Despite high inflation, rising gas prices, deepening concern about the economy and rising recession risks, Americans keep spending money.
Stocks have fallen sharply over the past week as Wall Street frets over a likely dip in consumer spending.
Polls of consumer sentiment have fallen steadily — along with President Biden’s approval rating on the economy — and a growing number of economists fear a recession could come as soon as next year.
The combination of higher interest rates from the Federal Reserve and prices lingering at inflated levels is likely to take a chunk out of consumer spending as the year continues.
Even so, Americans as a whole have powered through rising price pressures, shifting their purchases away from pricier goods and toward budget items and services.
“April’s solid spending growth won’t likely change the Federal Reserve’s decision to raise rates by 50 basis points in each of the next two meetings. Instead, it will help to alleviate some of the recession concern that might stem from increasing interest rates,” wrote Tuan Nguyen, economist at audit and tax firm RSM, in a Tuesday analysis.
Retail spending rose 0.9 percent in April, according to Census Bureau data released Tuesday, with an uptick in spending at restaurants, bars and automobile dealers leading the increase. While spending dropped off at hobby, sporting goods, book and home supply stores, e-commerce and department store spending rose.
Spending on airline tickets and other forms of transportation also skyrocketed last month, due in part to high gas prices pushing fares higher.
Beth Ann Bovino, U.S. economist at S&P Global, said that while consumers are not happy about higher prices, they’re still depleting pent-up savings and money not spent on travel, entertainment and other potentially infectious activities during the depths of the pandemic.
“There has been a shift in the kind of spending in the consumer basket away from ‘stay at home’ spending towards ‘let’s go out’ spending,” Bovino said in a Friday interview. She pointed to an increase in spending on clothes, restaurants and bars and a decline in spending at grocery stores. Sales of home furnishings and garden goods have also held largely steady after two years of soaring home sales.
“We were pretty much stuck at home for almost two years and a lot of a lot of that discretionary spending wasn’t spent. People are still sitting on cash and that means they can be more resilient at this time,” she said.
The resilience of the U.S consumer is largely due to an unprecedented injection of fiscal and monetary stimulus since the onset of the pandemic in early 2020.
The most recent round of stimulus checks, issued in March 2021, helped fuel higher demand for goods while the country was in the early stages of national COVID-19 vaccine rollout.
But many Americans were still wary of returning to restaurants, shows, and hotels — particularly after the emergence of the delta and omicron variants. The result pushed more pent-up demand toward goods, which were already in short supply and deeply backlogged, and fueled higher inflation.
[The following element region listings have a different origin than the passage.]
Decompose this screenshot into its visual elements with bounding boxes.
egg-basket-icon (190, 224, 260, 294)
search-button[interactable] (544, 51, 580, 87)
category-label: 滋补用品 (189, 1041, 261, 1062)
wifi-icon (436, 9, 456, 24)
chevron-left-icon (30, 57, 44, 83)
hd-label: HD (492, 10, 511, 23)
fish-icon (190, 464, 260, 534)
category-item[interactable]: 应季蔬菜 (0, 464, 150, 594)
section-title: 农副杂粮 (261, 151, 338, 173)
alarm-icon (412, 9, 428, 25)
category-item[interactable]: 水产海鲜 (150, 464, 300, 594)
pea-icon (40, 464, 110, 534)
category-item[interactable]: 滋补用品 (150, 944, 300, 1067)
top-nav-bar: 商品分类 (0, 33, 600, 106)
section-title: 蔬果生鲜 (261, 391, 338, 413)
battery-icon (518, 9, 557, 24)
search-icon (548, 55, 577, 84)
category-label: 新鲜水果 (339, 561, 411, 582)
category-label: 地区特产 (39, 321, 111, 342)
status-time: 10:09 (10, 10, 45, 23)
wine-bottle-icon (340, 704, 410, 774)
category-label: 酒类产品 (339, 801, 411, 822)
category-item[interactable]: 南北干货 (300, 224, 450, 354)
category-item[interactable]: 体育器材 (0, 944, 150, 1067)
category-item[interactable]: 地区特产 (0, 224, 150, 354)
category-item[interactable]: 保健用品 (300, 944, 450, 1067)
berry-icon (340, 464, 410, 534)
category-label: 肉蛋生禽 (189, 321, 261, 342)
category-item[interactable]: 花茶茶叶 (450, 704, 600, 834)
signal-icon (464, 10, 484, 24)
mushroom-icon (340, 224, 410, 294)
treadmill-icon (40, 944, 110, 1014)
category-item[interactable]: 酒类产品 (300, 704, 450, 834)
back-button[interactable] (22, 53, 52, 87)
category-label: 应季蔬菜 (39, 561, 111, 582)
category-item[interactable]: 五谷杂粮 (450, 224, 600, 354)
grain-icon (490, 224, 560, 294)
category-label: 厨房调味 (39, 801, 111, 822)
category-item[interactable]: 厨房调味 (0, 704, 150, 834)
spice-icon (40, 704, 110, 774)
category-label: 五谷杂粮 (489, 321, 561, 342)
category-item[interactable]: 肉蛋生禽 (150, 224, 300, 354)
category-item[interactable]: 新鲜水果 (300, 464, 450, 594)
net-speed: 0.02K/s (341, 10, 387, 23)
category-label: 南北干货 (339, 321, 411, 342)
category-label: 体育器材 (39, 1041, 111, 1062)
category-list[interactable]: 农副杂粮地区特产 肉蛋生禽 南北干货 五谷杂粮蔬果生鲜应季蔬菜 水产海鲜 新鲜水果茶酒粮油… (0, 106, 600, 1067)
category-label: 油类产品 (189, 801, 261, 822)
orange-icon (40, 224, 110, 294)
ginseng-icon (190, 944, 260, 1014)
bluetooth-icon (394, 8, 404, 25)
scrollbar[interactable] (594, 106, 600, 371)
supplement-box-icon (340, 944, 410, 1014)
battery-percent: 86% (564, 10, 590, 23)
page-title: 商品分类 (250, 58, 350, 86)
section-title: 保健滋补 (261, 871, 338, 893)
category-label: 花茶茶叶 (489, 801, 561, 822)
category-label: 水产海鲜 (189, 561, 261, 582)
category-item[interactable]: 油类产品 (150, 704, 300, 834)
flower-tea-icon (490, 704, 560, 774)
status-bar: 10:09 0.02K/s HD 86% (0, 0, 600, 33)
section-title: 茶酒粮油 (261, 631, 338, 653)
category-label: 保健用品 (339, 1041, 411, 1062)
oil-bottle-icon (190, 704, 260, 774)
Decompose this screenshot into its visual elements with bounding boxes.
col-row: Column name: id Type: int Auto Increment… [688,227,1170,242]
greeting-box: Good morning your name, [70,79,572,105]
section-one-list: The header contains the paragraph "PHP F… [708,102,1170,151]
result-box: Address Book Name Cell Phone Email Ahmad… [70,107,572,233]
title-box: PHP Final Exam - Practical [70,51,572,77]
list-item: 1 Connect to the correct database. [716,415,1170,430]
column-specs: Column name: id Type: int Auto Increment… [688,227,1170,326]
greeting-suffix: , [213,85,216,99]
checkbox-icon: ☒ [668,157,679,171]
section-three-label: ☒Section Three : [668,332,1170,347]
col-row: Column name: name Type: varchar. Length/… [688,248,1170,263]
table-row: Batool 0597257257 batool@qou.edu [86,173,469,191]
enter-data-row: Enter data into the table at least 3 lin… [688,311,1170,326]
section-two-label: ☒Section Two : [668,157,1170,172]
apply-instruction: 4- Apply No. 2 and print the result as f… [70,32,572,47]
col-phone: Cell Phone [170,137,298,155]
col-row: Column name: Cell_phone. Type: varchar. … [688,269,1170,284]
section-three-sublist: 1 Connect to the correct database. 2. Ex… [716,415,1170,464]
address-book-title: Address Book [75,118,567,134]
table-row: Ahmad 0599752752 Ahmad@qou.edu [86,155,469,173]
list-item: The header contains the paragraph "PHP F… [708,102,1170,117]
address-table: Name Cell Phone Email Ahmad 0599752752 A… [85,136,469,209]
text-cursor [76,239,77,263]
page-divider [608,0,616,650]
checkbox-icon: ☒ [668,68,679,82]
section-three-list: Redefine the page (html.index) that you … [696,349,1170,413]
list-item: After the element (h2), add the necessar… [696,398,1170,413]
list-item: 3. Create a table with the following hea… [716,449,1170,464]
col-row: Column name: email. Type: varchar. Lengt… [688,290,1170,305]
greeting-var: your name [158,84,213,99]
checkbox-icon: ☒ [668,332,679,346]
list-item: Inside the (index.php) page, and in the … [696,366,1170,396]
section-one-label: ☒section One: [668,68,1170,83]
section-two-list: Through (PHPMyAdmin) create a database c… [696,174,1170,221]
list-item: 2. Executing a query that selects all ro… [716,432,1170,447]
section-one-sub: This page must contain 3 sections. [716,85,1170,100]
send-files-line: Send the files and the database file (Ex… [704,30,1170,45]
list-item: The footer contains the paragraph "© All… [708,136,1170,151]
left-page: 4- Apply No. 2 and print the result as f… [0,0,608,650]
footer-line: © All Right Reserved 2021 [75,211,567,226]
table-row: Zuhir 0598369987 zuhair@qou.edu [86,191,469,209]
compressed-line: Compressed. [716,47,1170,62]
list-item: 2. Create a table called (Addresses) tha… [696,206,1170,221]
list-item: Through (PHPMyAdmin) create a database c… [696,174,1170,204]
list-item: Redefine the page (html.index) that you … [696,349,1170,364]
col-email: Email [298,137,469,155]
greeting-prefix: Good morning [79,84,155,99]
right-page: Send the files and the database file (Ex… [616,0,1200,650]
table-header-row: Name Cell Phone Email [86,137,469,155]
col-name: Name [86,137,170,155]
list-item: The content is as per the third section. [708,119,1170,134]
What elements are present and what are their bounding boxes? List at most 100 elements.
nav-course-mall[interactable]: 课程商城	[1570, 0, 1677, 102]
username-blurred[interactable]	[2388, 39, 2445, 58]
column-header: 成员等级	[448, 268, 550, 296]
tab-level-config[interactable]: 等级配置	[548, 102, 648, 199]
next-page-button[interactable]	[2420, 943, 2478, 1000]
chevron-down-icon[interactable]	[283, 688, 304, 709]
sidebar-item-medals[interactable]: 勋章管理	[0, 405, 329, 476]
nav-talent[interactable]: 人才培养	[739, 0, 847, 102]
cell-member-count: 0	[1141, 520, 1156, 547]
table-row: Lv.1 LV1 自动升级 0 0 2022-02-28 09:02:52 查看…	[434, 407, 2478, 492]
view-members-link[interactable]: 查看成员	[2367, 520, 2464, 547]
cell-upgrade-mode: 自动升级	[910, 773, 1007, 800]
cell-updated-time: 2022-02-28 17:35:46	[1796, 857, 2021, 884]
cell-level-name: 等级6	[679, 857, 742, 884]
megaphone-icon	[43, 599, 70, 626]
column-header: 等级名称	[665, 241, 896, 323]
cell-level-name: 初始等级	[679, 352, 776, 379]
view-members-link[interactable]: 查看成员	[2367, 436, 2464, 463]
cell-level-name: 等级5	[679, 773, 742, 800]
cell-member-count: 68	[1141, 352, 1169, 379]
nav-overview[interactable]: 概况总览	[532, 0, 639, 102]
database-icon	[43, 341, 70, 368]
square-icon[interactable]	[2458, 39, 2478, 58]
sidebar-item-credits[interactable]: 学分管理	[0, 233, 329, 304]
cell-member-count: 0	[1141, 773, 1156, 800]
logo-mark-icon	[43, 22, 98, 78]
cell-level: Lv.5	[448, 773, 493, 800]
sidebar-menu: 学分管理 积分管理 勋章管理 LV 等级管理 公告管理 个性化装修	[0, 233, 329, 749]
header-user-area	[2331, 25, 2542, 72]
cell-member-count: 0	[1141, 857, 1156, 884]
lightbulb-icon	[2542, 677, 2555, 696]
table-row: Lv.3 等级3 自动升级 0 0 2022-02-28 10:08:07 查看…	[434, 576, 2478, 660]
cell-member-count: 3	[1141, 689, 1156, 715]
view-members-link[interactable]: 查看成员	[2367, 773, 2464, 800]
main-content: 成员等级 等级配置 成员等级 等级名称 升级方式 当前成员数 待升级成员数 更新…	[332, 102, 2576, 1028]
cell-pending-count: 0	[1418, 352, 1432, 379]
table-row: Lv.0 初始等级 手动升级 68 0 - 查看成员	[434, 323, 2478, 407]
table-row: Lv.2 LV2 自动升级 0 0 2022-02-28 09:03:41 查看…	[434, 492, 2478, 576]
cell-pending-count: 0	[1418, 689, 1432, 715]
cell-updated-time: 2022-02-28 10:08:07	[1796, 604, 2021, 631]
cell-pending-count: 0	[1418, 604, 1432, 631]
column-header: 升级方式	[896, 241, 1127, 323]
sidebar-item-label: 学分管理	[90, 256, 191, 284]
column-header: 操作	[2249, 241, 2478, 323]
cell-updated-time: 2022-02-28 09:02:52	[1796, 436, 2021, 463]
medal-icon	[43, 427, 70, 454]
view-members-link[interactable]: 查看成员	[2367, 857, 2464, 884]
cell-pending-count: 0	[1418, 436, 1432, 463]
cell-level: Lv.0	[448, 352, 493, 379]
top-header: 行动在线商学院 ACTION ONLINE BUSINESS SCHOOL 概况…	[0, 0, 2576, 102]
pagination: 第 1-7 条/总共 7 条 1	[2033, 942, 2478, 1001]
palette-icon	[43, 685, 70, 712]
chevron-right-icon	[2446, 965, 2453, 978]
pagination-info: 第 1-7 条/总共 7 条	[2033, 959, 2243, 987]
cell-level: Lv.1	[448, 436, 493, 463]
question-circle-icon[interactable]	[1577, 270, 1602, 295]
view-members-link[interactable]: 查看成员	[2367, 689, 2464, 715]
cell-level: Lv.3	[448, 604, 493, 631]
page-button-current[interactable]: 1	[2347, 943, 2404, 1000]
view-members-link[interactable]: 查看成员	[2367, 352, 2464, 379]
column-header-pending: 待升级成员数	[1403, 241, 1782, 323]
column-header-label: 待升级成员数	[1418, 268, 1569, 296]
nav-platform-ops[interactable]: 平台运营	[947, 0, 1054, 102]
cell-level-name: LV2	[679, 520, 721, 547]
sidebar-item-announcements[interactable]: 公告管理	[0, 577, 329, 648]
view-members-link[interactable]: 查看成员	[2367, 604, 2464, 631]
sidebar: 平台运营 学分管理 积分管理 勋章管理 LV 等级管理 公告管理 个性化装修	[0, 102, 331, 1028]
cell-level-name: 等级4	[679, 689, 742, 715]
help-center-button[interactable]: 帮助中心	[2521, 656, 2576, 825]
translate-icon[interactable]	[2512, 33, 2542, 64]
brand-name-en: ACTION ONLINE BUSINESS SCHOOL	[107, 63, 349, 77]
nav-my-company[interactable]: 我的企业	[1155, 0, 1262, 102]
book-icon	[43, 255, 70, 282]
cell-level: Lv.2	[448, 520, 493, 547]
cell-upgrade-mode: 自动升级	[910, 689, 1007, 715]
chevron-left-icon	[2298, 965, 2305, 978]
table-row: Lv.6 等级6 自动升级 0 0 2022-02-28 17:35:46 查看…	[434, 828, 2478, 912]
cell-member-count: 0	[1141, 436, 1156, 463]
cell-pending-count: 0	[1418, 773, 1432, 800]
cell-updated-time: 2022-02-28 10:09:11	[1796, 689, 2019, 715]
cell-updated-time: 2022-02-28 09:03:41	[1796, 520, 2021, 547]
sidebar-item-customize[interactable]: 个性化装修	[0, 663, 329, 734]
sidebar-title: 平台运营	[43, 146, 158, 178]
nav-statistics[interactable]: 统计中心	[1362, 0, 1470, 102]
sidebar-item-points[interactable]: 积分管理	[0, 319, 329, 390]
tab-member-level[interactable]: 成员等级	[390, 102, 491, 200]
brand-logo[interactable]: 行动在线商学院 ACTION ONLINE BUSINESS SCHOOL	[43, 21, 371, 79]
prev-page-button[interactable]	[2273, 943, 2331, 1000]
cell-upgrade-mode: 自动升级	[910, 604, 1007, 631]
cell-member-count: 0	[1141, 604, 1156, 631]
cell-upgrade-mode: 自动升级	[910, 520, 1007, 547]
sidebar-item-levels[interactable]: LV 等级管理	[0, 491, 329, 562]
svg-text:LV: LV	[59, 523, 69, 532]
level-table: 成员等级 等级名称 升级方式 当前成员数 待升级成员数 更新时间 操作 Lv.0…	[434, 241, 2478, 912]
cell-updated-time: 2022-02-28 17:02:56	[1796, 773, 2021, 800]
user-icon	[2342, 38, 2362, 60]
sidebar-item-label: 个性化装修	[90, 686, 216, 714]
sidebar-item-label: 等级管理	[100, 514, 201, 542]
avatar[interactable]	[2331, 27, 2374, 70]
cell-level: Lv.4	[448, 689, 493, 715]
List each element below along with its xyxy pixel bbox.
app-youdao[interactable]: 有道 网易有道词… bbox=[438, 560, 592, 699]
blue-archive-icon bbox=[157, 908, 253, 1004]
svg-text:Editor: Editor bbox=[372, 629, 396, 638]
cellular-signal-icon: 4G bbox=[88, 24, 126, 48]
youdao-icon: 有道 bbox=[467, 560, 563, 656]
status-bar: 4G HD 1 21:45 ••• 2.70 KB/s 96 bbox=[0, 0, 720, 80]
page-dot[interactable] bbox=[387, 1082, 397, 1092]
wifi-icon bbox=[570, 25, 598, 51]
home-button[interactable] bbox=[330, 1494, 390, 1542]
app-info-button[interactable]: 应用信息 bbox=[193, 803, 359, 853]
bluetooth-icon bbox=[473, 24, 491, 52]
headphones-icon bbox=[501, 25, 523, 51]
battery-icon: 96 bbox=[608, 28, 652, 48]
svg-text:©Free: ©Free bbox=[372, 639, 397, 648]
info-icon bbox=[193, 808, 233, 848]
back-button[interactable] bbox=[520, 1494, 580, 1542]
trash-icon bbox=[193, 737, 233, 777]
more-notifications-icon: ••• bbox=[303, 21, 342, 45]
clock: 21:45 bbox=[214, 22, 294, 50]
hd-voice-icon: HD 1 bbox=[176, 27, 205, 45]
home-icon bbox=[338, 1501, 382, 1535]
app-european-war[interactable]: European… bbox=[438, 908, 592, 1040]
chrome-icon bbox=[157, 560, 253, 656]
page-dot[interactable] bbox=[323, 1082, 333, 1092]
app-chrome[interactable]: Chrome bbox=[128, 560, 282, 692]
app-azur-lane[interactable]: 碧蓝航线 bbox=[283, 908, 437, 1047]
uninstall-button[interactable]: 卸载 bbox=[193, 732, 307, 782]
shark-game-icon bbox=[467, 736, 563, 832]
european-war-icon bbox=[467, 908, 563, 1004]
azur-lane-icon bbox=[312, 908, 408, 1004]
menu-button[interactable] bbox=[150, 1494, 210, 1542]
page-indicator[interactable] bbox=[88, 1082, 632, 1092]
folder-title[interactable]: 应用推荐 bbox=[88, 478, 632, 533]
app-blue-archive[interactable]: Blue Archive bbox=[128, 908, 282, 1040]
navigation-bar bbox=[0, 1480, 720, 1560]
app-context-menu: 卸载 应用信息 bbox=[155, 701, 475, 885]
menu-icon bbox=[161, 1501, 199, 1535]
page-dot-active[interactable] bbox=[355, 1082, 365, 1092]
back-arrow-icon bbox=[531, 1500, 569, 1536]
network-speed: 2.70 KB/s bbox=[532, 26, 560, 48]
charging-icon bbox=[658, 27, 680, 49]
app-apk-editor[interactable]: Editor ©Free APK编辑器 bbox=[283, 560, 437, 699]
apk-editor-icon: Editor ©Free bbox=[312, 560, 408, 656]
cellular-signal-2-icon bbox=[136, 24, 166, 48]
If consumer spending keeps increasing but shifts more toward services over goods, it could help the economy stay strong as the Fed fights inflation through higher interest rates. Demand for labor remains historically strong with roughly two open jobs available for each unemployed American, and economists are hopeful the labor market can hold up as the economy finds a better balance between what consumers want and what businesses can provide.
“There will be a little bit of a pull down, but I think that the shift in the mix from goods to services will be helpful for inflation. Goods demand is where we see demand pretty far beyond supply and where we see prices have gone up the most,” said Adam Ozimek, chief economist at the Economic Innovation Group, a research nonprofit.
“So as spending normalizes there, we’ll hopefully see some of those huge price increases going the opposite direction. That should be a help to the Fed.”
Ozimek, however, warned there are many obstacles in the Fed’s path beyond U.S. borders that could drive inflation higher and make it difficult to curb inflation without causing a broad economic downturn.
Oil, natural gas and food prices have skyrocketed as the war in Ukraine and its economic ripple effects dramatically reduce the availability of key commodities. Ongoing lockdowns in China, where the government has pledged to eradicate COVID-19 by any means necessary, have also spurred more factory shutdowns, port bottlenecks, delivery delays and other inflationary supply chain snarls.
Those forces together may not push the U.S. economy into recession. But if inflation continues to spiral higher, the Fed may need to hike rates fast and far enough to drastically reduce how much money consumers have to spend.
“What the Fed should do is ignore temporary supply shocks and their impacts on inflation. But where inflation is now, it’s harder to do that,” Ozimek said.
Bovino also said the if consumer spending is too resilient in the face of inflation, it could force the Fed to push even harder against consumer demand.
“Household balance sheets are relatively healthy, and that we see as a cushion to absorb these shocks,” Bovino said.
“That also means they have the wherewithal to buy more product at higher prices, making it difficult for the Fed’s policy to work. And that’s the challenge that the Fed has.”